In the current issue of The Atlantic, Anne-Marie Slaughter, who considers herself one of the feminist elites, writes about “Why Women Still Can’t Have It All.”

Her essay is accompanied by photos of pouty little girls, which seem appropriate given the tenor of Slaughter’s piece. (She’s taking questions now online that she will answer on Friday, and I have refrained from sending her this one: “Did your jaw break when it hit the ground?” It’s one my father used on me when I was about 7.)

Slaughter worked as a top aide to Secretary of State Hillary Clinton, a job that involved long hours and being home only on weekends. Slaughter’s husband, also a Princeton professor, took care of their two sons. When one son started having problems, and she was faced with the choice of giving up her tenured spot at Princeton or her high-powered (as she describes it) job with Clinton, Slaughter returned to Princeton.

“My experiences over the past three years have forced me to confront a number of uncomfortable facts that need to be widely acknowledged—and quickly changed,” Slaughter writes.

Quickly changed? She has to be kidding.

Feminists couldn’t even get the ERA passed. Even worse, in the last three decades, there has been a steady whittling away of abortion rights – the most important right for females and necessary in achieving equality between males and females.

Yet even Slaughter’s heroine, Hillary Clinton, referred to abortion as a “sad, tragic choice” to appease opponents. (How many young women could have been saved from the tragedy of poverty if they’d had an abortion? How many of those young women, thanks to Clinton, believe a zygote is more valuable than a girl or woman?)

Nevertheless, Slaughter insists, “The best hope for improving the lot of all women … is to close the leadership gap: to elect a woman president and 50 women senators; to ensure that women are equally represented in the ranks of corporate executives and judicial leaders. Only when women wield power in sufficient numbers will we create a society that genuinely works for all women. That will be a society that works for everyone… .”

So the corporate world needs more Carly Fiorinas? And Washington, D.C. needs more Hillary Clintons?

Sorry, but I have seen no evidence that female corporate executives are that different from their male counterparts. Male or female, a corporate executive’s first priority is to the bottom line.

I worked for Gannett Co. Inc. for 16 years, and there were many women in its corporate ranks. One of the most high profile was Cathleen Black, executive vice president/marketing of Gannett and publisher of the chain’s largest newspaper, USA Today. For many years, Black also served a lucrative stint on the board of Coca-Cola, resigning after she was named school chancellor in New York City. It became a conflict of interest that she was affiliated with a company pushing soft drink sales in schools while many children suffered from obesity. That she was a mother of two children didn’t stop her from promoting Coke’s best interests even at the detriment of other people’s children.

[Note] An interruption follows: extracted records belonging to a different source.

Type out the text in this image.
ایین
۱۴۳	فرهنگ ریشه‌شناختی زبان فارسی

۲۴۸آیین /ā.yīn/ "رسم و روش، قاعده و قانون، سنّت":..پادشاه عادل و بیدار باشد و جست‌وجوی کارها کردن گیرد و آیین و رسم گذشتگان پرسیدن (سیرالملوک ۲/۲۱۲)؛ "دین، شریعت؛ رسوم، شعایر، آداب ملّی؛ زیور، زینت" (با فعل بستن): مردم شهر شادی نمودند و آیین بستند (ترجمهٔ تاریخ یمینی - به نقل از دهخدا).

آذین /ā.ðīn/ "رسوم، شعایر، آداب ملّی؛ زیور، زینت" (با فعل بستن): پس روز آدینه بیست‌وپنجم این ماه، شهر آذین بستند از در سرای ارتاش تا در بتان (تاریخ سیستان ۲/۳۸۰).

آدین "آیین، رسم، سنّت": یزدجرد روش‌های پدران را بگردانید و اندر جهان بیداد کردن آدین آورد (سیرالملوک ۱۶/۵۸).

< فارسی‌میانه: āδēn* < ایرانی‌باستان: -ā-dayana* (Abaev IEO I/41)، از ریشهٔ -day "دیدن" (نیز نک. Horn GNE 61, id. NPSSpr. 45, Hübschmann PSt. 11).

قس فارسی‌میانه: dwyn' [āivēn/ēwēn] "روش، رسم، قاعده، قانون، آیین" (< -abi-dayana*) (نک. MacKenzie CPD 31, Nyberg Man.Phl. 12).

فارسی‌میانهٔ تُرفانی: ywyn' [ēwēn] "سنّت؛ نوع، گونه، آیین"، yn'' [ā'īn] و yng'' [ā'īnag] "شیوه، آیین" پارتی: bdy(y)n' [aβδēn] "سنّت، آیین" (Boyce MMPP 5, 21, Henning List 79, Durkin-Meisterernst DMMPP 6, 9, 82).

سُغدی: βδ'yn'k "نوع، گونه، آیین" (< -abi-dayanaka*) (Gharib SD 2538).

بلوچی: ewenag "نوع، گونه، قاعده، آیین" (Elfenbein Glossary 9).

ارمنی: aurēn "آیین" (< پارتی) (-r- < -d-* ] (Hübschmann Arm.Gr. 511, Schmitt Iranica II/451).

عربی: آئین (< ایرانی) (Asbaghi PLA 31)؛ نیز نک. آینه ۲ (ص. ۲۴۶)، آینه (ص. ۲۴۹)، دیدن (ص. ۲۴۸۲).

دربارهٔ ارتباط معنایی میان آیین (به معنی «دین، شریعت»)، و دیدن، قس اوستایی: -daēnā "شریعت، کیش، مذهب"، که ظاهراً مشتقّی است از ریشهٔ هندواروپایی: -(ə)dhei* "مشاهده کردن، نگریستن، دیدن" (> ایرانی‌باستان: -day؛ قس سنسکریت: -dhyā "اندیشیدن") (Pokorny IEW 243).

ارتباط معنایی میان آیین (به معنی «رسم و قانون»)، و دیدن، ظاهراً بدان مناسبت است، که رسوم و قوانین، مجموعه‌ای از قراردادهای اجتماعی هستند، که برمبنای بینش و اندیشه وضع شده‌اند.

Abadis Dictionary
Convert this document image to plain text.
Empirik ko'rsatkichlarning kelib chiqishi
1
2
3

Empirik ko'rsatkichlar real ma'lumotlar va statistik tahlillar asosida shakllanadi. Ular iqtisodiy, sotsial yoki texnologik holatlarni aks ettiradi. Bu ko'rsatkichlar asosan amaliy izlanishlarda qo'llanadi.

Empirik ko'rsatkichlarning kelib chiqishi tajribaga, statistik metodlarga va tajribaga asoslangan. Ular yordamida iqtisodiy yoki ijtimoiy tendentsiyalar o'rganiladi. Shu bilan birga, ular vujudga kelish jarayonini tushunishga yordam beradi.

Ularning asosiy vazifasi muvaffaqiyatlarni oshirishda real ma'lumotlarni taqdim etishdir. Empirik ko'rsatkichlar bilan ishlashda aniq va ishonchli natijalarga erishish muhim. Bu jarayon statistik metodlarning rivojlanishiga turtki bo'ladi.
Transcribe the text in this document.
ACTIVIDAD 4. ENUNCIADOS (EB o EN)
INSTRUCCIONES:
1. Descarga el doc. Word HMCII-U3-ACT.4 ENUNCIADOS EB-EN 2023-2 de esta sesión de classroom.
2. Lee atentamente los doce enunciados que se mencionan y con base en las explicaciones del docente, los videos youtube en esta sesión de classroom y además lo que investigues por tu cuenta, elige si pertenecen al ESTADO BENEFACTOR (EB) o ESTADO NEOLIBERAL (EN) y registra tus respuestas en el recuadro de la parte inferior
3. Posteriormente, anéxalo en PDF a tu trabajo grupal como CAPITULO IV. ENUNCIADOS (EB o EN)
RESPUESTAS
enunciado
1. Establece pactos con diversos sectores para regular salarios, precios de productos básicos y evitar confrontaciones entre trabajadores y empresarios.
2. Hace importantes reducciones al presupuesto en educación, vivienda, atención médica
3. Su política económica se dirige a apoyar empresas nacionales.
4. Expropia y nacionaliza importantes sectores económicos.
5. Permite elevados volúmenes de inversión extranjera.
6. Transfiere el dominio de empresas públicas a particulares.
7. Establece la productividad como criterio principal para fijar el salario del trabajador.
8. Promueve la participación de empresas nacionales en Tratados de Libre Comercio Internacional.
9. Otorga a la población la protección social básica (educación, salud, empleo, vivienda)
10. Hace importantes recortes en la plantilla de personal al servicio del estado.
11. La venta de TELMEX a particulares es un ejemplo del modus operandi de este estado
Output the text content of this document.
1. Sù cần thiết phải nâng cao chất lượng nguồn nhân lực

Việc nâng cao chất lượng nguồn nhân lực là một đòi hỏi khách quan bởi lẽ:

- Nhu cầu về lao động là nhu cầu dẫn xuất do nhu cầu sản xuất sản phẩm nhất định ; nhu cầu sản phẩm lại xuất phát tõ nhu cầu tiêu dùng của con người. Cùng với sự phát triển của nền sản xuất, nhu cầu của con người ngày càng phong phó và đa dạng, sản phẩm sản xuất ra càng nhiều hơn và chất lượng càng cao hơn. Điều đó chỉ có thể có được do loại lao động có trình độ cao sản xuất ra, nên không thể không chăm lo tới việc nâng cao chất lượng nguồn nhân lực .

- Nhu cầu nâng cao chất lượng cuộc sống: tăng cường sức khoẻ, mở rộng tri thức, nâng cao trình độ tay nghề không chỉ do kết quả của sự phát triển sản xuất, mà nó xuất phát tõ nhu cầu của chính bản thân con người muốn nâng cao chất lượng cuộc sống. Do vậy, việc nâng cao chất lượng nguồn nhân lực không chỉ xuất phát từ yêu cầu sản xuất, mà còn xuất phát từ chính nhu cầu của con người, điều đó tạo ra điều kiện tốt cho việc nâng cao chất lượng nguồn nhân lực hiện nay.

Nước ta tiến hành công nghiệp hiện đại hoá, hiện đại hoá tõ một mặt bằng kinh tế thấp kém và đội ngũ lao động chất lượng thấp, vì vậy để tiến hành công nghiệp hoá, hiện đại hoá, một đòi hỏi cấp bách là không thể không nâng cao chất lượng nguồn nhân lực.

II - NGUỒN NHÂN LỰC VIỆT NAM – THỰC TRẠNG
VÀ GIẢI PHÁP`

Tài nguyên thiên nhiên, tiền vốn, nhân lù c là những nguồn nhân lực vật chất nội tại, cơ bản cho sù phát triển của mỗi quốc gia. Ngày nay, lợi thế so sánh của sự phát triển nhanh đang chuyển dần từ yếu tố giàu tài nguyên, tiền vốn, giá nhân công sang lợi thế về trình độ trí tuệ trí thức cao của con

Here in Oregon this week, we will swear in the state’s first female attorney general, Ellen Rosenblum. She has already distinguished herself by accepting at least $200,000 in drug money towards her campaign – including $70,000 from a man currently under investigation by the state Department of Justice.

As a candidate, Rosenblum pledged to make marijuana enforcement a low priority, which is fine considering medical marijuana is legal, and possession of small amounts is treated like a traffic citation. However, she seemed to tease that she might be in favor of legalizing it, and the marijuana lobby embraced her.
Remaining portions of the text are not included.